A Missão de Allan Kardec


Notas do Dr. Canuto Abreu

            Vejamos umas notas das admiráveis páginas que, sobre Allan Kardec, escreveu o Dr. Canuto Abreu, na revista Metapsíquica, de que foi fundador e diretor, nos seus números de agosto e outubro de 1936.

            Vigorava em França, desde 1802, a Concordata imposta por Bonaparte a Pio VII. Mas, necessitando para seus planos da corrente católica, o corso tornou o Romanismo religião do Estado.

            “O Cardeal Caprera que encaminhou as últimas demarches da Concordata escreveu a Pio VII: Não irritemos este homem; ele só é nosso apoio neste país, onde toda a gente está contra nós”.

            Transformado em instrumento político, pode o clero satisfazer a sua sede de vingança.
           
            “Não contente de impor ao povo um novo clericalismo, impôs, ainda, em 1804, uma nova nobreza, a mais ambiciosa que já teve a França. Para que tudo se consumasse sem grandes clamores e sem críticas, era necessário tirar a liberdade de consciência e de instrução.”

            E ela foi retirada. A instrução foi reformada em favor do clero; volta o latim e o grego, suprimem-se os demais idiomas e ainda a Filosofia, a História, as Ciências Morais e Políticas.

            Começou a reinar a intolerância, porque “é da essência da religião católica ser intolerante”, na expressão do Cardeal Consalvi.

            “Em dez anos a França se tornou o país mais politicamente católico da Europa. As masmorras viviam cheias de pessoas que se haviam mostrado independentes de consciência. Fora da França contavam-se por centenas os exilados.”

            O Imperador arrancou de Pio VII nova concordata sob a alegação de que ia acabar com o Protestantismo até nas nações protestantes e precisava para isso maior extensão de poderes. E de fato:
            “O clero baixo, ao serviço da espionagem do Estado, exagerou a perseguição até o insuportável. O ano de 1814 foi terrível. O imperador, que havia ganho 50 batalhas, perdeu em Lípsia a última do seu Império...

            “O Catolicismo, sob a primeira restauração, recuperou a desejada independência, voltando a ser o que era antes de 89, com a agravante do ódio e da sede insopitável de vingança.

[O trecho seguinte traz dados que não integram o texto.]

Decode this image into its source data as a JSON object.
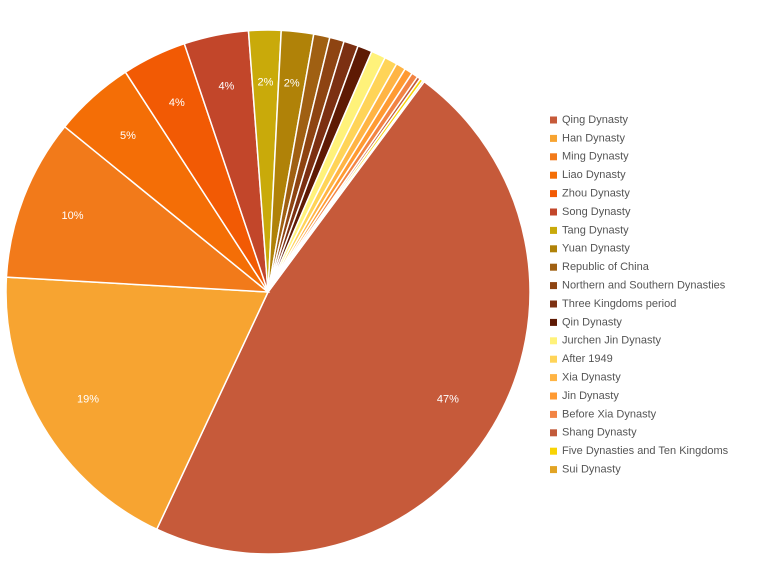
{
  "chart_data": {
    "type": "pie",
    "categories": [
      "Qing Dynasty",
      "Han Dynasty",
      "Ming Dynasty",
      "Liao Dynasty",
      "Zhou Dynasty",
      "Song Dynasty",
      "Tang Dynasty",
      "Yuan Dynasty",
      "Republic of China",
      "Northern and Southern Dynasties",
      "Three Kingdoms period",
      "Qin Dynasty",
      "Jurchen Jin Dynasty",
      "After 1949",
      "Xia Dynasty",
      "Jin Dynasty",
      "Before Xia Dynasty",
      "Shang Dynasty",
      "Five Dynasties and Ten Kingdoms",
      "Sui Dynasty"
    ],
    "values": [
      47,
      19,
      10,
      5,
      4,
      4,
      2,
      2,
      1,
      0.9,
      0.9,
      0.9,
      0.9,
      0.8,
      0.6,
      0.5,
      0.4,
      0.2,
      0.2,
      0.1
    ],
    "value_labels": [
      "47%",
      "19%",
      "10%",
      "5%",
      "4%",
      "4%",
      "2%",
      "2%",
      null,
      null,
      null,
      null,
      null,
      null,
      null,
      null,
      null,
      null,
      null,
      null
    ],
    "colors": [
      "#c65a3a",
      "#f7a431",
      "#f27a1a",
      "#f46e06",
      "#f25a04",
      "#c2462a",
      "#c9aa0a",
      "#b08208",
      "#a06012",
      "#8e4412",
      "#7c3012",
      "#5e1a04",
      "#fff27a",
      "#ffd458",
      "#ffb444",
      "#ff9a32",
      "#f28444",
      "#c25a3a",
      "#f8d404",
      "#e2a424"
    ],
    "legend": "right"
  }
}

            “O Papa restabeleceu a sociedade dos Jesuítas. Operou-se a sublevação ultramontana que tomou o nome de terror branco. Hordas de fanáticos, insuflada pelo clero católico, passaram a ferro e a fogo o protestantismo e o filosofismo franceses. Em 15 de agosto, na cidade de Nimes, as mulheres católicas fizeram em homenagem a Nossa Senhora, uma passeada pelas ruas, arrastando mulheres protestantes despidas, pintadas, marcadas a ferro, e que foram depois entregues à violência de verdadeiros energúmenos.”

            A instrução passou para a mão dos jesuítas, e Escola Politécnica foi fechada; ao pé de cruzes armadas nas praças, queimavam-se aas obras de Rousseau, dos enciclopedistas e principalmente as de Voltaire.

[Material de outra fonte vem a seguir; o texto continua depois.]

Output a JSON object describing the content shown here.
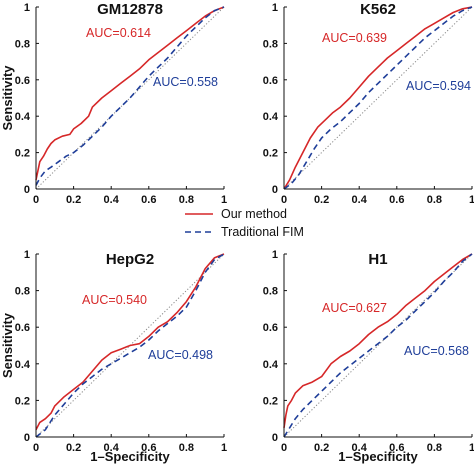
{
  "colors": {
    "our_method": "#d62728",
    "traditional": "#1f3e99",
    "diagonal": "#888888",
    "axis": "#111111"
  },
  "legend": {
    "items": [
      {
        "label": "Our method",
        "color": "#d62728",
        "style": "solid"
      },
      {
        "label": "Traditional FIM",
        "color": "#1f3e99",
        "style": "dashed"
      }
    ]
  },
  "chart_data": [
    {
      "type": "line",
      "title": "GM12878",
      "xlabel": "",
      "ylabel": "Sensitivity",
      "xlim": [
        0,
        1
      ],
      "ylim": [
        0,
        1
      ],
      "xticks": [
        "0",
        "0.2",
        "0.4",
        "0.6",
        "0.8",
        "1"
      ],
      "yticks": [
        "0",
        "0.2",
        "0.4",
        "0.6",
        "0.8",
        "1"
      ],
      "annotations": [
        {
          "text": "AUC=0.614",
          "series": 0
        },
        {
          "text": "AUC=0.558",
          "series": 1
        }
      ],
      "series": [
        {
          "name": "Our method",
          "x": [
            0,
            0.01,
            0.02,
            0.04,
            0.06,
            0.08,
            0.1,
            0.14,
            0.18,
            0.2,
            0.24,
            0.28,
            0.3,
            0.35,
            0.4,
            0.45,
            0.5,
            0.55,
            0.6,
            0.65,
            0.7,
            0.75,
            0.8,
            0.85,
            0.9,
            0.95,
            1
          ],
          "y": [
            0.05,
            0.1,
            0.15,
            0.18,
            0.22,
            0.25,
            0.27,
            0.29,
            0.3,
            0.33,
            0.36,
            0.4,
            0.45,
            0.5,
            0.54,
            0.58,
            0.62,
            0.66,
            0.71,
            0.75,
            0.79,
            0.83,
            0.87,
            0.91,
            0.95,
            0.98,
            1
          ]
        },
        {
          "name": "Traditional FIM",
          "x": [
            0,
            0.02,
            0.05,
            0.08,
            0.12,
            0.16,
            0.2,
            0.25,
            0.3,
            0.35,
            0.4,
            0.45,
            0.5,
            0.55,
            0.6,
            0.65,
            0.7,
            0.75,
            0.8,
            0.85,
            0.9,
            0.95,
            1
          ],
          "y": [
            0.02,
            0.06,
            0.1,
            0.12,
            0.15,
            0.18,
            0.2,
            0.24,
            0.29,
            0.34,
            0.4,
            0.45,
            0.5,
            0.56,
            0.62,
            0.67,
            0.72,
            0.78,
            0.84,
            0.89,
            0.94,
            0.98,
            1
          ]
        }
      ]
    },
    {
      "type": "line",
      "title": "K562",
      "xlabel": "",
      "ylabel": "",
      "xlim": [
        0,
        1
      ],
      "ylim": [
        0,
        1
      ],
      "xticks": [
        "0",
        "0.2",
        "0.4",
        "0.6",
        "0.8",
        "1"
      ],
      "yticks": [
        "0",
        "0.2",
        "0.4",
        "0.6",
        "0.8",
        "1"
      ],
      "annotations": [
        {
          "text": "AUC=0.639",
          "series": 0
        },
        {
          "text": "AUC=0.594",
          "series": 1
        }
      ],
      "series": [
        {
          "name": "Our method",
          "x": [
            0,
            0.03,
            0.06,
            0.1,
            0.14,
            0.18,
            0.22,
            0.26,
            0.3,
            0.35,
            0.4,
            0.45,
            0.5,
            0.55,
            0.6,
            0.65,
            0.7,
            0.75,
            0.8,
            0.85,
            0.9,
            0.95,
            1
          ],
          "y": [
            0,
            0.05,
            0.12,
            0.2,
            0.28,
            0.34,
            0.38,
            0.42,
            0.45,
            0.5,
            0.56,
            0.62,
            0.67,
            0.72,
            0.76,
            0.8,
            0.84,
            0.88,
            0.91,
            0.94,
            0.97,
            0.99,
            1
          ]
        },
        {
          "name": "Traditional FIM",
          "x": [
            0,
            0.04,
            0.08,
            0.12,
            0.16,
            0.2,
            0.25,
            0.3,
            0.35,
            0.4,
            0.45,
            0.5,
            0.55,
            0.6,
            0.65,
            0.7,
            0.75,
            0.8,
            0.85,
            0.9,
            0.95,
            1
          ],
          "y": [
            0,
            0.03,
            0.08,
            0.15,
            0.22,
            0.28,
            0.33,
            0.37,
            0.42,
            0.47,
            0.53,
            0.58,
            0.63,
            0.68,
            0.73,
            0.78,
            0.83,
            0.87,
            0.91,
            0.95,
            0.98,
            1
          ]
        }
      ]
    },
    {
      "type": "line",
      "title": "HepG2",
      "xlabel": "1–Specificity",
      "ylabel": "Sensitivity",
      "xlim": [
        0,
        1
      ],
      "ylim": [
        0,
        1
      ],
      "xticks": [
        "0",
        "0.2",
        "0.4",
        "0.6",
        "0.8",
        "1"
      ],
      "yticks": [
        "0",
        "0.2",
        "0.4",
        "0.6",
        "0.8",
        "1"
      ],
      "annotations": [
        {
          "text": "AUC=0.540",
          "series": 0
        },
        {
          "text": "AUC=0.498",
          "series": 1
        }
      ],
      "series": [
        {
          "name": "Our method",
          "x": [
            0,
            0.02,
            0.05,
            0.08,
            0.1,
            0.15,
            0.2,
            0.25,
            0.3,
            0.35,
            0.4,
            0.45,
            0.5,
            0.55,
            0.6,
            0.65,
            0.7,
            0.75,
            0.8,
            0.85,
            0.9,
            0.95,
            1
          ],
          "y": [
            0.04,
            0.08,
            0.1,
            0.13,
            0.17,
            0.22,
            0.26,
            0.3,
            0.36,
            0.42,
            0.46,
            0.48,
            0.5,
            0.51,
            0.55,
            0.6,
            0.63,
            0.68,
            0.74,
            0.82,
            0.92,
            0.98,
            1
          ]
        },
        {
          "name": "Traditional FIM",
          "x": [
            0,
            0.05,
            0.1,
            0.15,
            0.2,
            0.25,
            0.3,
            0.35,
            0.4,
            0.45,
            0.5,
            0.55,
            0.6,
            0.65,
            0.7,
            0.75,
            0.8,
            0.85,
            0.9,
            0.95,
            1
          ],
          "y": [
            0,
            0.04,
            0.12,
            0.18,
            0.24,
            0.29,
            0.33,
            0.37,
            0.4,
            0.43,
            0.46,
            0.49,
            0.53,
            0.58,
            0.62,
            0.66,
            0.71,
            0.8,
            0.9,
            0.97,
            1
          ]
        }
      ]
    },
    {
      "type": "line",
      "title": "H1",
      "xlabel": "1–Specificity",
      "ylabel": "",
      "xlim": [
        0,
        1
      ],
      "ylim": [
        0,
        1
      ],
      "xticks": [
        "0",
        "0.2",
        "0.4",
        "0.6",
        "0.8",
        "1"
      ],
      "yticks": [
        "0",
        "0.2",
        "0.4",
        "0.6",
        "0.8",
        "1"
      ],
      "annotations": [
        {
          "text": "AUC=0.627",
          "series": 0
        },
        {
          "text": "AUC=0.568",
          "series": 1
        }
      ],
      "series": [
        {
          "name": "Our method",
          "x": [
            0,
            0.01,
            0.02,
            0.04,
            0.06,
            0.1,
            0.15,
            0.2,
            0.25,
            0.3,
            0.35,
            0.4,
            0.45,
            0.5,
            0.55,
            0.6,
            0.65,
            0.7,
            0.75,
            0.8,
            0.85,
            0.9,
            0.95,
            1
          ],
          "y": [
            0.05,
            0.12,
            0.17,
            0.2,
            0.24,
            0.28,
            0.3,
            0.33,
            0.4,
            0.44,
            0.47,
            0.51,
            0.56,
            0.6,
            0.63,
            0.67,
            0.72,
            0.76,
            0.8,
            0.85,
            0.89,
            0.93,
            0.97,
            1
          ]
        },
        {
          "name": "Traditional FIM",
          "x": [
            0,
            0.03,
            0.06,
            0.1,
            0.15,
            0.2,
            0.25,
            0.3,
            0.35,
            0.4,
            0.45,
            0.5,
            0.55,
            0.6,
            0.65,
            0.7,
            0.75,
            0.8,
            0.85,
            0.9,
            0.95,
            1
          ],
          "y": [
            0,
            0.05,
            0.1,
            0.15,
            0.2,
            0.25,
            0.3,
            0.35,
            0.39,
            0.43,
            0.47,
            0.51,
            0.55,
            0.6,
            0.64,
            0.69,
            0.74,
            0.79,
            0.85,
            0.9,
            0.96,
            1
          ]
        }
      ]
    }
  ]
}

            O professor tinha que ser sacerdote ou “redondamente clerical”; o aluno devia pertencer a família católica praticante.

            As famílias liberais e abandonadas mandavam educar os filhos fora do país. Foi nessa época que Allan Kardec foi enviado a Pestalozzi, em Iverdon, na Suíça.

            O autor, a quem tomo estes dados, estende-se sobre Pestalozzi, “um sábio no verdadeiro sentido da palavra”, “o maior pedagogo da Europa.”

            E além de sábio um altruísta, porque procurava ensinar aos que mais necessitavam de ensino: “Preferiu ir para o interior, a fim de ficar mais perto do povo... Sua reputação europeia principiou com os trabalhos sobre a educação da plebe.”

            Rivail foi um dos mais queridos discípulos de Pestalozzi. Quando, em 1825, o sábio octogenário fechou o seu Instituto, Hippolyte estabeleceu à Rua Sèvre nº 35, um colégio no gênero dos do mestre. Data dessa época, a sua obra. Casou-se em 1832 com a professora Amélia Boudet, tendo assim uma preciosa auxiliar na sua existência.

            Em 1835 pensa viver com as suas rendas e confia o seu capital a sócios que o deixaram paupérrimo; voltou, então, ao labor insano, au jour le jour. Trabalhava dia e noite; de dia, como contabilista, de noite fazia traduções e dava aulas.

            A sua divisa era o legado de Pestalozzi: trabalho, solidariedade e perseverança.

            “O longo tirocínio no magistério, iniciado aos quinze anos, dera-lhe ainda a faculdade de expor com clareza e escrever com elegância e precisão.

            “Completava-lhe o caráter invulgar um sólido conhecimento de filosofia e teologia, estudadas em plena liberdade de espírito, tolerância e amor à verdade, seguindo a propaganda de Rousseau, sistematizada por Pestalozzi e conforme os trabalhos formidáveis dos enciclopedistas do século 18.”

            Rivail começou a professar a ciência do Magnetismo em 1828.

            “Naquele tempo a Metapsíquica atravessava o chamado período do sonambulismo, (1815-1841), que sucedera ao período do calhiotrismo (1780-1785) por sua vez sucessor do período do mesmerismo (1780-1785).”

            Sentimos não poder transcrever as magníficas páginas que se seguem, com referência a esses períodos, pelo receio de passar por escamoteador de todo o belo trabalho do prezado amigo.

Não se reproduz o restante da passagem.